De fortes pertes ont été enregistrées lundi en fin de journée et se poursuivaient mardi, après des indicateurs révélant que l’économie américaine « est encore dynamique », a expliqué Ricardo Evangelista d’ActivTrades, « ouvrant la voie à de nouvelles hausses des taux d’intérêt ».

Or, une nouvelle hausse des taux d’intérêts de la Réserve fédérale américaine (Fed) mi-décembre réduirait « les perspectives de croissance à court et moyen terme, un scénario qui entraînerait une baisse de la demande de pétrole », poursuit l’analyste.

Cela constituerait aussi un soutien au billet vert. Et comme le brut s’échange en dollar, son appréciation réduit le pouvoir d’achat des acheteurs utilisant des devises étrangères.

Cette nouvelle chute des prix de l’or noir ramènent les deux références mondiales à des niveaux proches de leurs plus bas de l’année.

Dimanche, l’Organisation des pays exportateurs de pétrole et leurs alliés (OPEP+) ont opté pour le statu quo, à savoir une réduction de leurs objectifs de production de deux millions de barils par jour jusqu’à fin 2023 par rapport à leurs quotas d’avant la réunion d’octobre.

Une décision prudente que les analystes d’Energi Danmark expliquent par « l’incertitude persistante quant à l’effet des nouvelles sanctions sur le pétrole russe, y compris un plafonnement des prix, sur l’offre mondiale ».

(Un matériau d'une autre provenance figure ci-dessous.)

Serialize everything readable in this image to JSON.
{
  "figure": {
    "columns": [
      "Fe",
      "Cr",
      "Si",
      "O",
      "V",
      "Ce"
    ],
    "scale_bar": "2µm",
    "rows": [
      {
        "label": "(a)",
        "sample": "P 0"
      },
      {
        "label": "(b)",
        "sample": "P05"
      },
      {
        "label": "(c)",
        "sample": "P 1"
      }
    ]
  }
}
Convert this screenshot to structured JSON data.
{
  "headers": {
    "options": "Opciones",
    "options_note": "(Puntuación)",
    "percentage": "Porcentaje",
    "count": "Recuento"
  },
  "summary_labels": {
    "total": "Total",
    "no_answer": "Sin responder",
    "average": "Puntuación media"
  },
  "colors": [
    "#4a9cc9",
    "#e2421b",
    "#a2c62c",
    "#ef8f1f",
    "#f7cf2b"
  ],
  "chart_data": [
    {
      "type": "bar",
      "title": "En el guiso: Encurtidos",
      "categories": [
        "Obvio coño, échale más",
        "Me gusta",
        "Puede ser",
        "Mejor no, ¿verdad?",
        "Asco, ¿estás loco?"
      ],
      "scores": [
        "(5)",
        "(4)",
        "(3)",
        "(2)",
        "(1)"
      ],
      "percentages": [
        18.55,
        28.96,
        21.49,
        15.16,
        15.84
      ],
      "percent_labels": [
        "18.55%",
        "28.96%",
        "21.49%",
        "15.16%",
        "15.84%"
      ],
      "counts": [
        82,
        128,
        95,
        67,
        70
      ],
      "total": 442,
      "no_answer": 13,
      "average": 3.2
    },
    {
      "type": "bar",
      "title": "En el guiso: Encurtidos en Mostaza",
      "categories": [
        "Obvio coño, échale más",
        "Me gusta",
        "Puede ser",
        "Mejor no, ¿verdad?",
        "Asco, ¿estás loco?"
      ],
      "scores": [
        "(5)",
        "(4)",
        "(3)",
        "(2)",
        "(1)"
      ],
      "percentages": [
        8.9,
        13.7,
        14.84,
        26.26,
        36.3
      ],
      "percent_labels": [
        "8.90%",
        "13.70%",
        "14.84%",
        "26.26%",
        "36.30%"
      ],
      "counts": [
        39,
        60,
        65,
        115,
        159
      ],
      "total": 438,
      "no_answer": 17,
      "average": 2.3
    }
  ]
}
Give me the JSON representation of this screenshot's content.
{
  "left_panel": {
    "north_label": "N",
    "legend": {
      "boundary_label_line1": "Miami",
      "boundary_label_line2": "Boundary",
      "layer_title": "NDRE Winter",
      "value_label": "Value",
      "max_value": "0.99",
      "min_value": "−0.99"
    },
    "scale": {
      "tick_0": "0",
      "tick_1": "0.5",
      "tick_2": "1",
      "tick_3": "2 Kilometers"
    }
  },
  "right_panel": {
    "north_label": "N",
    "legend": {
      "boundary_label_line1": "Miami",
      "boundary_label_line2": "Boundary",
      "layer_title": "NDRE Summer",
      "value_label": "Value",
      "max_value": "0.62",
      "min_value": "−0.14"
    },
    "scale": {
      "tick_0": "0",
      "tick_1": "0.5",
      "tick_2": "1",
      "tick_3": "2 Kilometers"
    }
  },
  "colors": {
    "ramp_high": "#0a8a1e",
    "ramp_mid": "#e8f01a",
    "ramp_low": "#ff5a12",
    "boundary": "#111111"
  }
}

Lundi a en effet marqué le début de l’embargo européen, mais aussi du plafonnement à 60 dollars le baril du pétrole russe par les pays du G7, de l’UE et l’Australie.

Moscou a affirmé à plusieurs reprises que la Russie ne vendrait pas de pétrole aux pays appliquant le plafonnement.

« L’inconnue la plus déterminante à l’heure actuelle concerne la Chine continentale, l’Indeet la Turquie, qui sont actuellement les principaux acheteurs de brut russe », affirment Viktor Kurilov et Jorge Leon, de chez Rystad Energy.

Les analystes n’excluent cependant pas une remontée des prix due à une pénurie de navires pétroliers et l’incapacité pour la Russie d’assurer ses transports de brut.